A bit of editing is in order, and a different optimisation function.
eqn=@(x,h) 38.0657.*(( -x.*((3*0.605719400e-7)./x.^4 - 17.275266575 + (2*-0.210274769e-4)./x.^3 + (-0.158860716E-3)./x.^2 - (2.490888032)./x - (3*(-0.195363420E-3).*x.^(1/2))/2 + ((0.791309509)*(25.36365)*exp(-(25.36365).*x))./(exp(-(25.36365).*x) - 1) + ((0.212236768)*(16.90741)*exp(-(16.90741).*x))./(exp(-(16.90741).*x) - 1) - ((-0.197938904)*(87.31279)*exp((87.31279).*x))./(exp((87.31279).*x) + 2/3)))+1)./x - h;
x0 = 1;
x = fminsearch(@(x)norm(eqn(x,h)),x0)
There are several functions that would likely work, including fminunc and others. The solve function is only for symbolic functions, so it is not appropriate here.

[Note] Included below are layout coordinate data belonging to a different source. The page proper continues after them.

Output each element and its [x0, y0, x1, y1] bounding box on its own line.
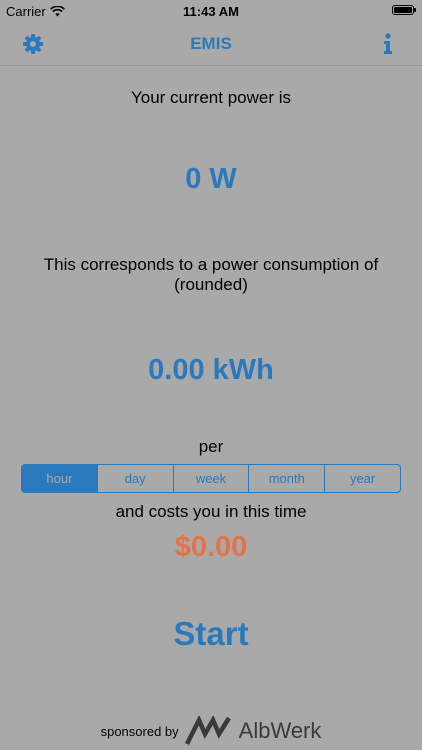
start-button[interactable]: Start: [0, 615, 422, 653]
period-year[interactable]: year: [324, 465, 400, 492]
consumption-label-line2: (rounded): [174, 275, 248, 294]
status-time: 11:43 AM: [183, 4, 239, 19]
albwerk-logo-text: AlbWerk: [238, 718, 322, 743]
cost-value: $0.00: [174, 531, 248, 563]
period-hour[interactable]: hour: [22, 465, 97, 492]
per-label: per: [198, 437, 224, 456]
power-label: Your current power is: [130, 88, 291, 107]
cost-label: and costs you in this time: [115, 502, 307, 521]
info-button[interactable]: [376, 32, 400, 56]
period-week[interactable]: week: [172, 465, 249, 492]
battery-icon: [392, 5, 416, 15]
period-month[interactable]: month: [248, 465, 324, 492]
status-bar: Carrier 11:43 AM: [0, 0, 422, 22]
sponsored-by-label: sponsored by: [100, 723, 179, 739]
albwerk-logo: AlbWerk: [184, 716, 322, 746]
page-title: EMIS: [190, 34, 232, 53]
period-day[interactable]: day: [96, 465, 173, 492]
albwerk-logo-mark-icon: [184, 716, 231, 746]
period-selector: hour day week month year: [21, 464, 401, 493]
navigation-bar: EMIS: [0, 22, 422, 66]
sponsor-footer: sponsored by AlbWerk: [0, 714, 422, 748]
consumption-value: 0.00 kWh: [148, 354, 274, 386]
power-value: 0 W: [185, 163, 237, 195]
info-icon: [384, 33, 392, 54]
consumption-label-line1: This corresponds to a power consumption …: [43, 255, 379, 274]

Since you want to solve for ‘x’ that is the only varialbe the optimisation function needs to know about, so while both values need to be passed to the function, only ‘x’ is important to the optimisation. You are finding the minimum between the function and ‘h’, and the norm function optimises that. (It is the easiest to use here.)